Kidnapped Estonian cyclists freed in Lebanon
Seven kidnapped Estonians were freed in Lebanon Thursday, almost four months since being abducted by armed men as they entered the country on a bicycle tour from neighbouring Syria, a police official said.
“The seven were returned to the town of Arsal (in the eastern Bekaa Valley) and appear to be in good health,” the official said, requesting anonymity as he was not authorized to speak to the press.
“They are now on their way to Beirut," he added. "We will have more information when they arrive.”
It was not immediately clear how the seven men came to be released. Lebanon’s Interior Minister Marwan Charbel said he could not confirm reports that a ransom was paid to secure their freedom.
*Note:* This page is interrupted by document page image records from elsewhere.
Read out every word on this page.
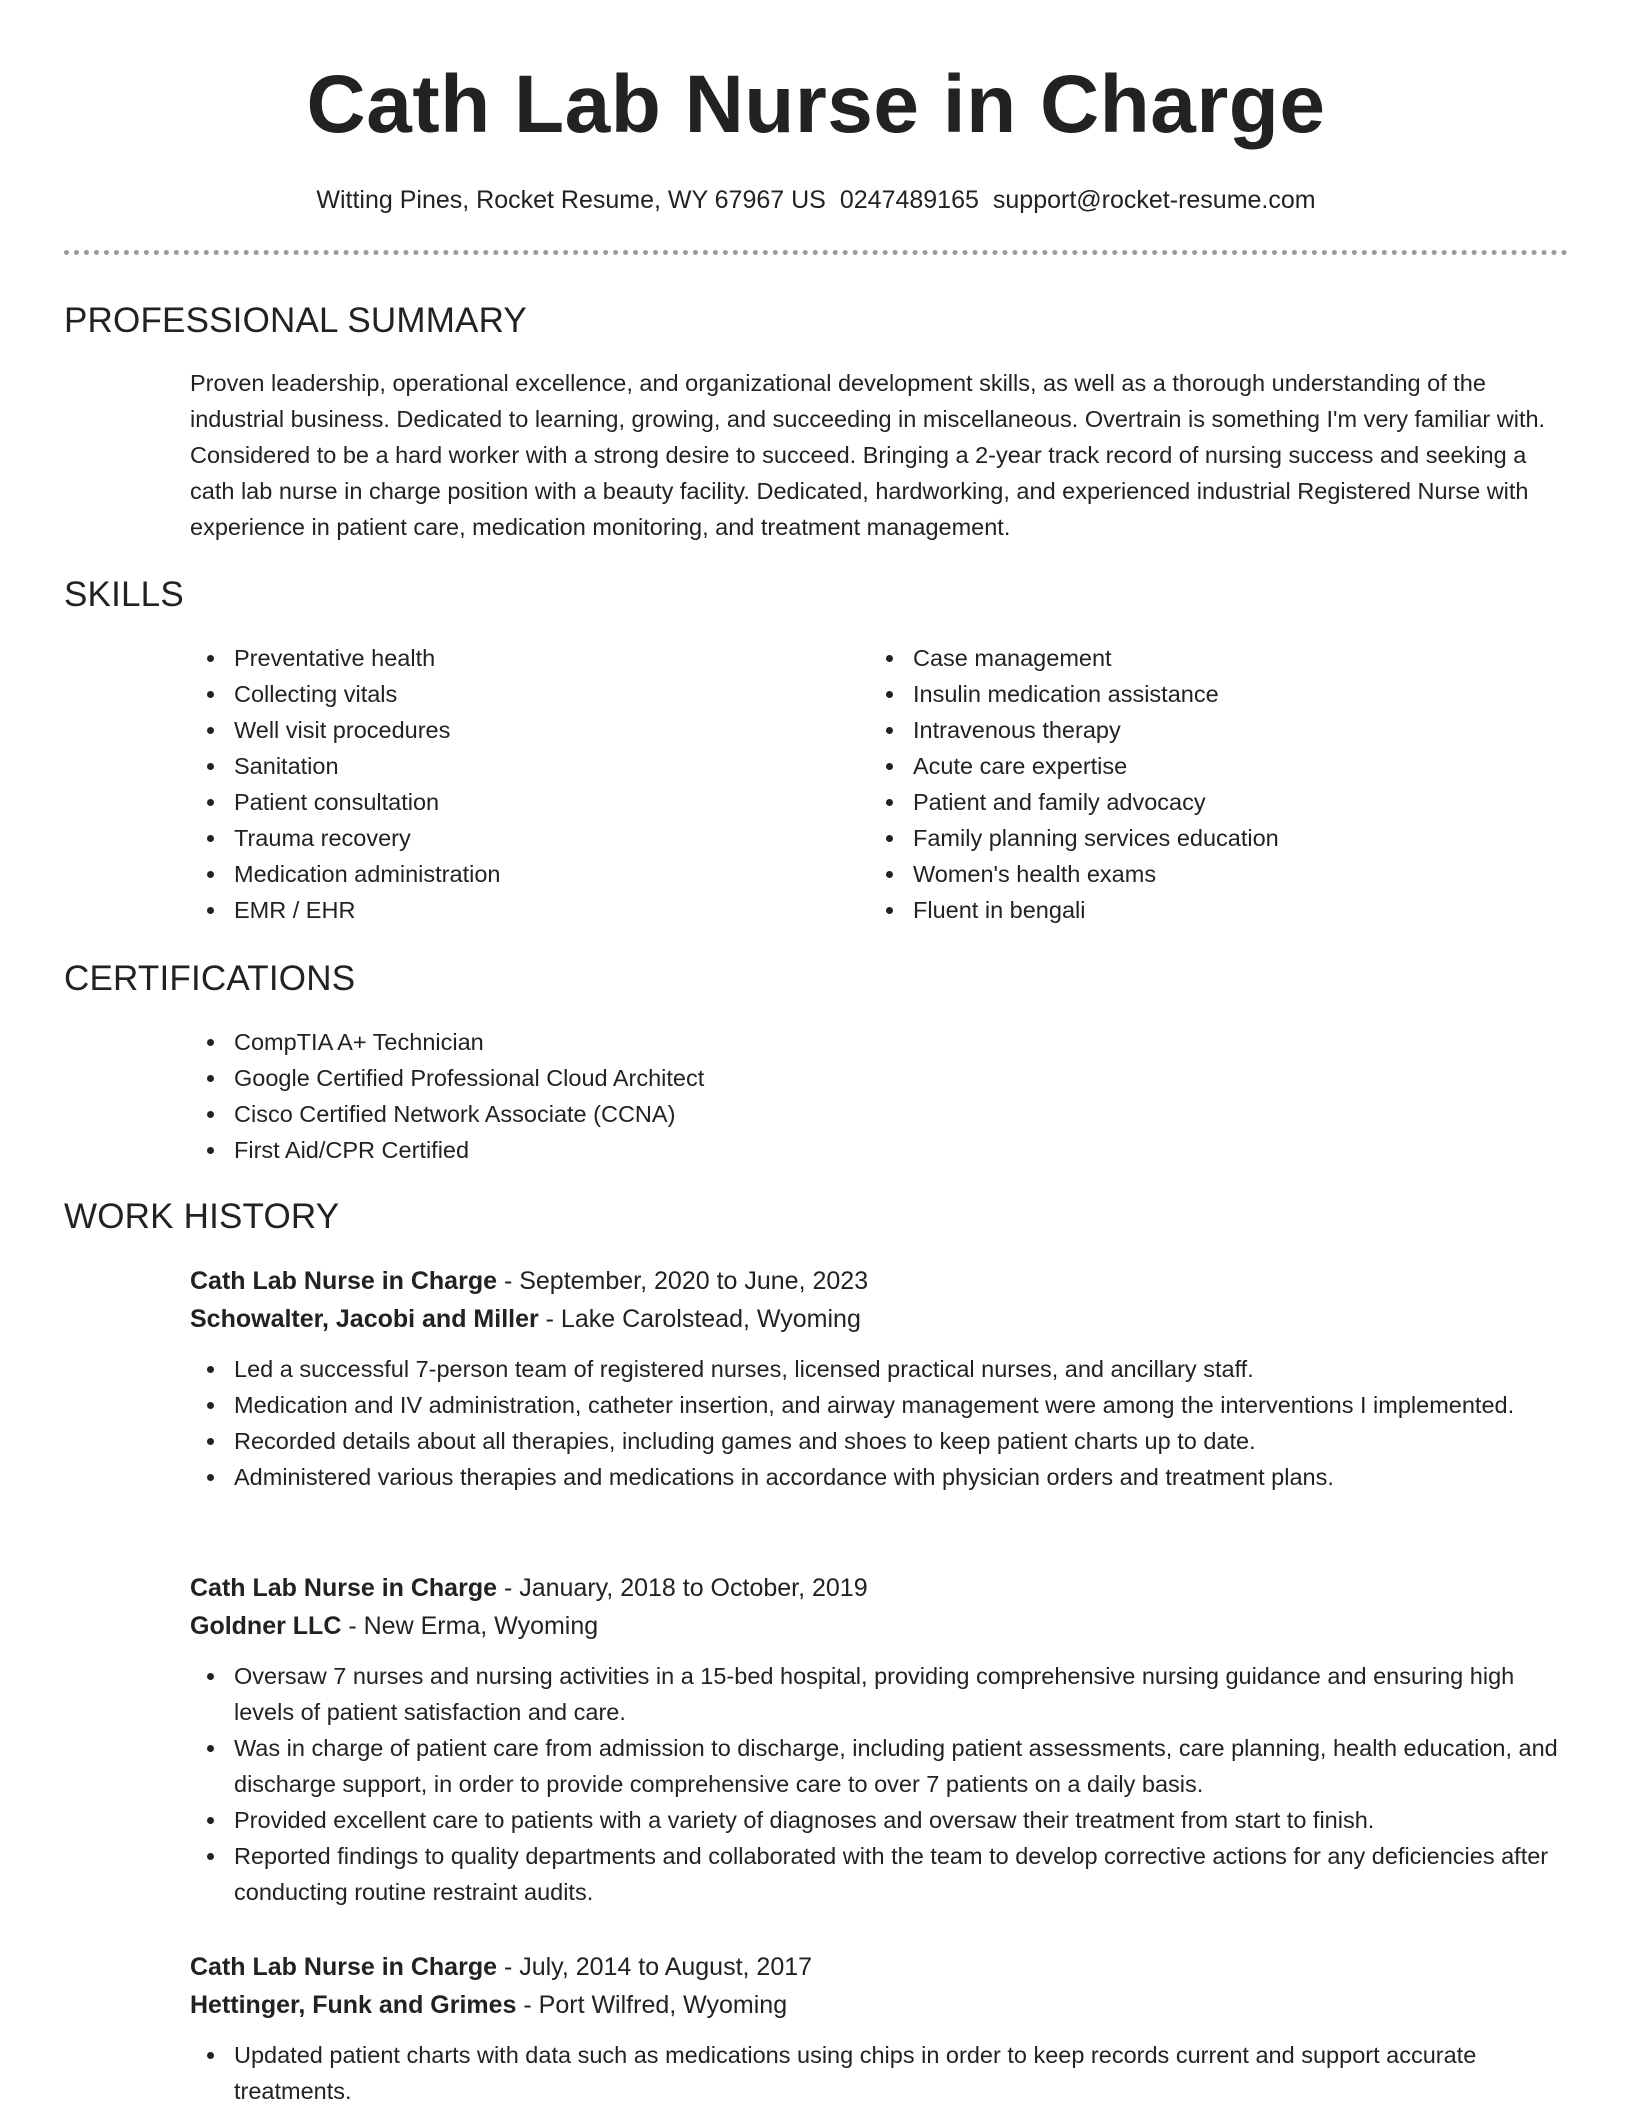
Cath Lab Nurse in Charge
Witting Pines, Rocket Resume, WY 67967 US 0247489165 support@rocket-resume.com
PROFESSIONAL SUMMARY

Proven leadership, operational excellence, and organizational development skills, as well as a thorough understanding of the industrial business. Dedicated to learning, growing, and succeeding in miscellaneous. Overtrain is something I'm very familiar with. Considered to be a hard worker with a strong desire to succeed. Bringing a 2-year track record of nursing success and seeking a cath lab nurse in charge position with a beauty facility. Dedicated, hardworking, and experienced industrial Registered Nurse with experience in patient care, medication monitoring, and treatment management.

SKILLS
Preventative health
Collecting vitals
Well visit procedures
Sanitation
Patient consultation
Trauma recovery
Medication administration
EMR / EHR
Case management
Insulin medication assistance
Intravenous therapy
Acute care expertise
Patient and family advocacy
Family planning services education
Women's health exams
Fluent in bengali
CERTIFICATIONS
CompTIA A+ Technician
Google Certified Professional Cloud Architect
Cisco Certified Network Associate (CCNA)
First Aid/CPR Certified
WORK HISTORY

Cath Lab Nurse in Charge - September, 2020 to June, 2023

Schowalter, Jacobi and Miller - Lake Carolstead, Wyoming

Led a successful 7-person team of registered nurses, licensed practical nurses, and ancillary staff.
Medication and IV administration, catheter insertion, and airway management were among the interventions I implemented.
Recorded details about all therapies, including games and shoes to keep patient charts up to date.
Administered various therapies and medications in accordance with physician orders and treatment plans.

Cath Lab Nurse in Charge - January, 2018 to October, 2019

Goldner LLC - New Erma, Wyoming

Oversaw 7 nurses and nursing activities in a 15-bed hospital, providing comprehensive nursing guidance and ensuring high levels of patient satisfaction and care.
Was in charge of patient care from admission to discharge, including patient assessments, care planning, health education, and discharge support, in order to provide comprehensive care to over 7 patients on a daily basis.
Provided excellent care to patients with a variety of diagnoses and oversaw their treatment from start to finish.
Reported findings to quality departments and collaborated with the team to develop corrective actions for any deficiencies after conducting routine restraint audits.

Cath Lab Nurse in Charge - July, 2014 to August, 2017

Hettinger, Funk and Grimes - Port Wilfred, Wyoming

Updated patient charts with data such as medications using chips in order to keep records current and support accurate treatments.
“To my knowledge they (the abductors) did not make any demands for a ransom for their release,” Mr. Charbel told Lebanese television, adding the men were heading to the French embassy and were expected to return to Estonia later Thursday.
“Our sole priority right now is to ensure they arrive at the embassy safe and sound, and then we will hear whatever details they have,” the minister added.
The abductors−believed to be an unknown fundamentalist group called Haraket al-Nahda Wal-Islah (Movement for Renewal and Reform) −had reportedly demanded ransom in exchange for the release of the Estonians.
The men, all in their 30s, were kidnapped on March 23 in Lebanon’s lawless Bekaa Valley.
The case had for months been shrouded in mystery, but several people were arrested in Lebanon in connection with the kidnapping.
The Estonians were shown appealing for help in videos posted on the Internet on April 20 and May 20 before a third video was sent to their relatives on July 8.
In the first video, the seven called on the leaders of Lebanon, Saudi Arabia, Jordan and France − but not Estonia −to help them.
They did not present any demands on behalf of their captors nor did they specify what country they were in.
Sources said that investigators at the time determined that the video was uploaded in the Syrian capital Damascus, leading to speculation that the men were moved across the border from Lebanon.